Making a apt-get proxy
Why a Proxy
I was to update a couple of servers in my home lab and I could see that even with a 100/20Mbit it will still take a some minuets to do the apt-get Update & apt-get upgrade. And 3min x10 if I had to manual to do this a pain if it was in a bigger environment would take ages.
Well i could use puppet to control this in its manifest. But for educational purposes I have chosen to make a server for this.
I have chosen apt-cacher-ng for my new addition to my server park. I have server for each service that I want to run in my small lab network.
Installation
First installation of the Debian package
apt-get install apt-cacher-ng
There is a little of configuration after the installation of the software but not much. The documentation states that is it actually not necessary.
Configuration of the server
Using nano the configurations is made.
nano /etc/apt-cacher-ng/acng.conf
Setting up the cache directory.
- Default /var/cache/apt-cacher-ng
I just leave at it is same as the log folder at
- Default /var/log/apt-cacher-ng
Setting the bind address to 0.0.0.0 specifying that it now only will listen to IPv4.
- BindAddress: 0.0.0.0
Repositories:
I’m only using Debian so in this part all the none Debian is commented out.
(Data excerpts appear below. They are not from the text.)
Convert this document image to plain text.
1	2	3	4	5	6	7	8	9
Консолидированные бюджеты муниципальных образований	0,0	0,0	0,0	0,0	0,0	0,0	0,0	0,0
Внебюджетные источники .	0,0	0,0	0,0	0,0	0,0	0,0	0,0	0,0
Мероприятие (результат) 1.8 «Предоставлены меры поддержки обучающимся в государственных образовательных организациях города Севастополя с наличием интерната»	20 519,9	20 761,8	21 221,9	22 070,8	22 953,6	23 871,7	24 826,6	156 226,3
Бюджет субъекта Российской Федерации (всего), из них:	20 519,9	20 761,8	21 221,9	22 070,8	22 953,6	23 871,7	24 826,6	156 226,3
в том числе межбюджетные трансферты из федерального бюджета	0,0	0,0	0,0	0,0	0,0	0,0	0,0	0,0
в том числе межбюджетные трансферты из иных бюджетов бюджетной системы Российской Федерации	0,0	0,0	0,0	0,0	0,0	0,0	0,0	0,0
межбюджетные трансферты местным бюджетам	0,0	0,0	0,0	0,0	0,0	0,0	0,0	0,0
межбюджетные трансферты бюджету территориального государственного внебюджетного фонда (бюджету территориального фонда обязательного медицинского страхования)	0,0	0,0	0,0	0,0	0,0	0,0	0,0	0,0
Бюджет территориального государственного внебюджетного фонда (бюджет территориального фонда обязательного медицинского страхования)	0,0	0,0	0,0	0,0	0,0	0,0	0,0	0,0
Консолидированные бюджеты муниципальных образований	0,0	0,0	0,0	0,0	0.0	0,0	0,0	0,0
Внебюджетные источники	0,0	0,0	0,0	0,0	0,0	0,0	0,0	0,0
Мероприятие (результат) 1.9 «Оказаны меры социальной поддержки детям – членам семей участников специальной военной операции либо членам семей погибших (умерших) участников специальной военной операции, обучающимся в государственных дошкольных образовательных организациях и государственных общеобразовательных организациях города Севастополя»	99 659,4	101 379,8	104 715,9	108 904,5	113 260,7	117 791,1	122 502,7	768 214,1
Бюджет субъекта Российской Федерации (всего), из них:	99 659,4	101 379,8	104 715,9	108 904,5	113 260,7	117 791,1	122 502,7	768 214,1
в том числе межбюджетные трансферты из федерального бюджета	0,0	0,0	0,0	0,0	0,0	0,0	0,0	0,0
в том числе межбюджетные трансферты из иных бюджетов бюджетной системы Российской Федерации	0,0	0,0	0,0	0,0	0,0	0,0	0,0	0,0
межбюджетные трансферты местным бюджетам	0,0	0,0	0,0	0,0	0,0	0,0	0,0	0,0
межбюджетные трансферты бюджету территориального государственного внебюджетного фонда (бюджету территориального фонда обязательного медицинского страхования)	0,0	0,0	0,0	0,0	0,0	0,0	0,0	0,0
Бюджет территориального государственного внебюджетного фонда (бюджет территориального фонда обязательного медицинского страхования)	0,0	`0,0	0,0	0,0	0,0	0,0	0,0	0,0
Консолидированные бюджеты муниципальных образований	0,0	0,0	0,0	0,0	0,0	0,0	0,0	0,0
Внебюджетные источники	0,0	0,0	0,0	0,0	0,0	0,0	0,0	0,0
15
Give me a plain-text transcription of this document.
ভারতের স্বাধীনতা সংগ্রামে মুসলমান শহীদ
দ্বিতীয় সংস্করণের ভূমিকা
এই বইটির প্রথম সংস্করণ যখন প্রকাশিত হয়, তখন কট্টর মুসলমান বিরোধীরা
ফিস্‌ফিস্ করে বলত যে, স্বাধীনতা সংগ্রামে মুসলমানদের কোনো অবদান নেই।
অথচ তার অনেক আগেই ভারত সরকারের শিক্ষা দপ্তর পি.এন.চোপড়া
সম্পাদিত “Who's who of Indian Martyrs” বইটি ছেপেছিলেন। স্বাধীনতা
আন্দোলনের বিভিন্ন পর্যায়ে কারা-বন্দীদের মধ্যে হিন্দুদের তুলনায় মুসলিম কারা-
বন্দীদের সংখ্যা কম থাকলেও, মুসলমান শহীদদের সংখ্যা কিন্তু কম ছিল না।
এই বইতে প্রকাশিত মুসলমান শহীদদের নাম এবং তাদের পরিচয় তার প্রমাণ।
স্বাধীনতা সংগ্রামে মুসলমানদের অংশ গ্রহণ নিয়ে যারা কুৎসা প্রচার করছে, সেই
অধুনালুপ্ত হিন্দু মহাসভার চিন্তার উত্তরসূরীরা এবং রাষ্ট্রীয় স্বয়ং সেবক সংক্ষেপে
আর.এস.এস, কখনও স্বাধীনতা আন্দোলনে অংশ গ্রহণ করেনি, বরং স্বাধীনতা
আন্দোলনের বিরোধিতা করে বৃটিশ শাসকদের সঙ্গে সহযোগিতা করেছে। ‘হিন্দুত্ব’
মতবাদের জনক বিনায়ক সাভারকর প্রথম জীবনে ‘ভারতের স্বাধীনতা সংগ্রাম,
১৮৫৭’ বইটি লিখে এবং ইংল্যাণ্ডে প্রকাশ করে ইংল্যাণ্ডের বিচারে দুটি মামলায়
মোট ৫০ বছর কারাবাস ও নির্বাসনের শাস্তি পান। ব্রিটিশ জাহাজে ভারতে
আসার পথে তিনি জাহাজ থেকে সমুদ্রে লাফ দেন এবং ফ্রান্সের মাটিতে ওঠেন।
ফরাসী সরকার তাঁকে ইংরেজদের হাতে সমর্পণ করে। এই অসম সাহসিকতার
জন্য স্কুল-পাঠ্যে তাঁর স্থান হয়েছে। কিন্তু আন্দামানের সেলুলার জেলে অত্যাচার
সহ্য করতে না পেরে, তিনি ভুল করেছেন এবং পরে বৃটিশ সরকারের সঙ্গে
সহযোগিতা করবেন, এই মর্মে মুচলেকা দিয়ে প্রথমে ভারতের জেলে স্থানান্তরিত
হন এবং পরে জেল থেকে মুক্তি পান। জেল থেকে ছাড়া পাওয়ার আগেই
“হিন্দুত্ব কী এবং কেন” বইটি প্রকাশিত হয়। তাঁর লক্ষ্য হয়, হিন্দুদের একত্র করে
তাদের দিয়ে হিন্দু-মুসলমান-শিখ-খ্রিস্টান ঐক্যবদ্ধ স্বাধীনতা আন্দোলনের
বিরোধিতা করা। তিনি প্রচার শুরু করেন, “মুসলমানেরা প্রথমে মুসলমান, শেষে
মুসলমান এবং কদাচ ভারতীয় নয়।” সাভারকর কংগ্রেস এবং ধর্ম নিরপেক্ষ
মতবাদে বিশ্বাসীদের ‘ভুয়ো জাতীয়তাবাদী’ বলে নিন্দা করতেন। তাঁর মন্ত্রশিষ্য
- Remap-debrep: file:deb_mirror*.gz /debian ; file:backends_debian
- Remap-uburep: file:ubuntu_mirrors /ubuntu ; file:backends_ubuntu
- Remap-debvol: file:debvol_mirror*.gz /debian-volatile ; file:backends_debvol
- #Remap-cygwin: file:cygwin_mirrors /cygwin
- #Remap-sfnet: file:sfnet_mirrors # ; file:backends_sfnet
- #Remap-alxrep: file:archlx_mirrors /archlinux # ; file:backend_archlx # Arch Lin$
- #Remap-fedora: file:fedora_mirrors # Fedora Linux
- #Remap-epel: file:epel_mirrors # Fedora EPEL
- #Remap-slrep: file:sl_mirrors # Scientific Linux
VerboseLog:
- 0 to store only type, time and transfer sizes
- 1 -> client IP and relative local path are logged too
VerboseLog: 1
PidFile:
Store the pid of the daemon process therein
PidFile: /var/run/apt-cacher-ng/pid
ExTreshold:
Days before considering an unreferenced file expired (to be deleted). if the value is set too low and particular index files are not available for some days (mirror downtime) there is a risk of deletion of still useful package files. In this case 4 days should be appropriate
ExTreshold: 4
Client Configurations
- A new installation of debian 7.7 how fast will it get the packages
- What is the difference in update speeds compare between two identical Debian VMs
New Installation with proxy
Starter the installations procedures normally by choosing the languished and keyboard settings. Making a partitions and starting the installation. The installation media is a net install image on 220MB so it has to access the Internet normally before it can in install packages missing in the installation.
The installation roughly took 10 min and 8 -12 sec to download 121 package.
A fine result. Okay my connection is rather quick but the log on the apt-cache server tells me that it is indexing the packages and what are accessed on the server.
Using the proxy in the installation procedure you need to add the mirror manual. Screen asking me to add a hostname or mirror appear. Deleting the pre-entered “mirror” and replacing it with the server ip of my apt-proxy server eg 192.168.20.3:3142 and hitting enter to continue. Now it will ask if it is behind a proxy and I am not so now and the installation begins.
Proxy vs. none-proxy update
First i´m going to setup the proxy configurations on the server that is to use the proxy
- Create a file called 02proxy
- edit with nano or vi and add “Acquire::http { Proxy “http://192.168.20.3:3142″; };” without ” ” and save it
That is all the client needs for using the apt-proxy service or insert in the /etc/apt/sources.list the giving input as below
The upgrade test. How many MB in what sec?
- TEST2 server 48MB 2s
- TEST3 server 48MB 1m47s
There were a minor difference in upgrading time in 1m51s taking with a timer.